WebIntelligence is an enterprise query, reporting and analysis solution for the Internet. It provides many of the same functions as the full-client product--self-service access to data stored in data warehouses and data marts. Through its distributed architecture and Java query applet, WebIntelligence eliminates the need for client-side application software and database middleware.
Metagon Technologies (www.metagon.com) places its software in the extraction, transformation and loading (ETL) space. Those products deliver a single view of a corporate data architecture--independent of hardware and software type. Metagon’s tools allow data to be viewed, modified and joined regardless of location or platform.
Working with multiple platforms, Metagon’s DQ Powersuite makes it possible to access data from disparate databases. Early adopter Carl Richardson, a data specialist with the Massachusetts Housing Finance Authority, said, "With this middleware, we don’t need to go to the expense of developing a data warehouse."
Users at MHFA have not required special training to access data from their desktop intranet connection. Reports that used to take weeks with manual data transformation can be run in minutes.
Cognos’ (www.cognos.com) OLAP tool, PowerPlay, offers high-speed, graphical navigation of multidimensional data. Processing functions allow drilling down, slicing and dicing, ranking, comparing and exploring data in multiple graphic displays.
Cognos’ interactive database reporting tool, Impromptu, creates queries and reports in a user-friendly environment while controlling database access and security. Impromptu can be readily integrated with PowerPlay 5.2; users can switch between the two products--between summary information and detailed information--with a click of the mouse. Impromptu reports can be distributed over corporate intranets and the Web.
Petro-Canada explores for crude oil, natural gas and ethane, propane and butane. The company also explores for critical corporate data using Cognos’ Impromptu and PowerPlay.

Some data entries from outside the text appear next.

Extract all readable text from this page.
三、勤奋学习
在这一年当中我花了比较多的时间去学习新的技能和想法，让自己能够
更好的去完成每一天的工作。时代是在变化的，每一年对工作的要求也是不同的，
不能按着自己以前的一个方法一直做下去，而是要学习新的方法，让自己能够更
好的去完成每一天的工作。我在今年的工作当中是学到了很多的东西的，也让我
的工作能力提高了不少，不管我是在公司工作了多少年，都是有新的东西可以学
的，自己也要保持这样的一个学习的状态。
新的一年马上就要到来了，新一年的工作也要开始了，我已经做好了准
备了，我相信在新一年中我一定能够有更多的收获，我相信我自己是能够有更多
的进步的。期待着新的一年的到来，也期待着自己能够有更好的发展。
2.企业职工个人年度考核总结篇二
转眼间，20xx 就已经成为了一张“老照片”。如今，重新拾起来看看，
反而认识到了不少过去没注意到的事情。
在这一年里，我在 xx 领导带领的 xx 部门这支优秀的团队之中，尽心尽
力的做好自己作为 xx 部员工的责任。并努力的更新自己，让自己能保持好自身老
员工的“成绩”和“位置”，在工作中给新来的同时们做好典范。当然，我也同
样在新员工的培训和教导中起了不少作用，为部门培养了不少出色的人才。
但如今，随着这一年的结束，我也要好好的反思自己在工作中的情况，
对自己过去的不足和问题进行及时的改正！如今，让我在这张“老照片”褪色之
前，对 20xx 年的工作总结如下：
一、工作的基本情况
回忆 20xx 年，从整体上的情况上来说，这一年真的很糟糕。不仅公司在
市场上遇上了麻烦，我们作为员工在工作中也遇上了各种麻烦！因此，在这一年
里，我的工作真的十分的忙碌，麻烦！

Firstlogic (www.firstlogic.com) manufactures a data quality suite, I.D.Centric, which provides software to make database information more accurate. I.D.Centric offers several solutions to help build data quality into a data application.
According to Guy Creese, senior analyst at Aberdeen Group (www.aberdeen.com), "ISVs and VARs need an easy-to-use data mining tool kit that automates data mining processes and deploys to a wide variety of users and platforms."
Compression Sciences (www.kwiz-solutions.com) addresses that need with its K.wiz, data mining software. K.wiz is written in Java and leverages data warehousing and OLAP systems by revealing the underlying patterns in data and presenting them in a graphical format.
Several vendors are marketing storage area networks (SAN) to better manage data-intensive business intelligence systems. SANs are centrally managed, high-speed networks dedicated to moving information between users and storage devices. By off-loading storage management from the LAN, users don’t compete with the server for network bandwidth. As a result, applications no longer are affected by routine operations like backup.
StorageTek (www.storagetek.com) and ATL Products (www.atlp.com) are two vendors specifically tailoring their products to the SAN market.
Staples (www.staples.com) is using Storage Resource Manager from HighGround Systems (www.highground .com) to predict the expansion of RAID arrays and to check for vulnerable files that were missed in overnight backups.
Helen Flanagan, NT principal specialist at Staples, said that using a storage management tool is "like having third-shift analysts to see what happened with space." SRM allows Flanagan to see the 50 largest files on her network. That enables her to determine the most intensive files--what she called "heavy hitters"--from a single interface.